Does the Claimant’s appeal have a reasonable chance of success based on a reviewable error the General Division may have made?

[13] In support of his application for leave to appeal, the Claimant submits that the General Division did not understand the numerous changes the Commission made in his file. He submits that the General Division did not consider the impact of the Commission’s administrative errors in its decision. He argues that the Commission violated his rights and his person with its negative comments and abusive and unjustified letters to him.

[14] The uncontested evidence before the General Division shows that the Claimant received 15 weeks of sickness benefits for the period from May 28 to September 30, 2017. He also received Employment Insurance regular benefits during the period from April 29, 2018, to May 26, 2018, because he said he was available for work and capable of working during that period.

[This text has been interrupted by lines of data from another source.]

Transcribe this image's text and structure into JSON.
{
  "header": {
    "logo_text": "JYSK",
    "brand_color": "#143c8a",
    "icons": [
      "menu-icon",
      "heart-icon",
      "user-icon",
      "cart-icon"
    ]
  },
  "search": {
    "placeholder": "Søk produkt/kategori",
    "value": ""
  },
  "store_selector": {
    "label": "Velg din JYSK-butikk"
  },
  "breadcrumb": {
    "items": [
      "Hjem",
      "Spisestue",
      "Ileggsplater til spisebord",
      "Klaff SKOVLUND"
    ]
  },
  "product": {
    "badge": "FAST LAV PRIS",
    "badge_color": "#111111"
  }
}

[15] The Claimant then sent a medical certificate indicating that he was on sick leave for a period of eight weeks as of April 30, 2018. Because of the medical certificate, the Claimant should not have received Employment Insurance regular benefits for the period from April 29, 2018, to May 26, 2018, but rather sickness benefits.

[16] The General Division determined that the Claimant had already received the maximum weeks of sickness benefits. Therefore, he could not receive Employment Insurance sickness benefits for the period from April 29, 2018, to May 26, 2018. It rightly found that the Commission had to create an overpayment equivalent to four weeks of benefits at $536/week, for a total of $2,144.

[17] It is also uncontested that the Claimant received $1,203.29 in vacation pay after the termination of his employment due to his dismissal.

[18] It is well established that earnings received by a Claimant because of a lay-off or separation from an employment will be allocated to a number of weeks that begins with the week of the lay-off or separation from employment, based on the normal weekly earnings from that employment, without consideration of the period when it was paid or became payable.

[19] It was therefore appropriate to allocate the $1,203.29 in vacation pay starting from the week of the lay-off, that is, May 28, 2017, even if the employer was late in making the payment.

[20] It is also well established that the General Division does not have the jurisdiction to give a decision on a request for write-off. If the Claimant wants to ask for a write-off of his debt, he must apply directly to the Commission so that a decision can be made on the issue. Only the Federal Court of Canada has the jurisdiction to receive an appeal against that issue after the Commission has made a decision on that issue.

[21] Based on the Claimant’s observations and submissions in support of his application for leave to appeal, the Tribunal wants to point out that it does not have the necessary jurisdiction to order the payment of compensation for the inconveniences and damages that he claims to have suffered after the handling of his file by the Commission.

[22] It is a debate for another forum.Footnote 1

Conclusion

[23] The Tribunal refuses leave to appeal to the Appeal Division.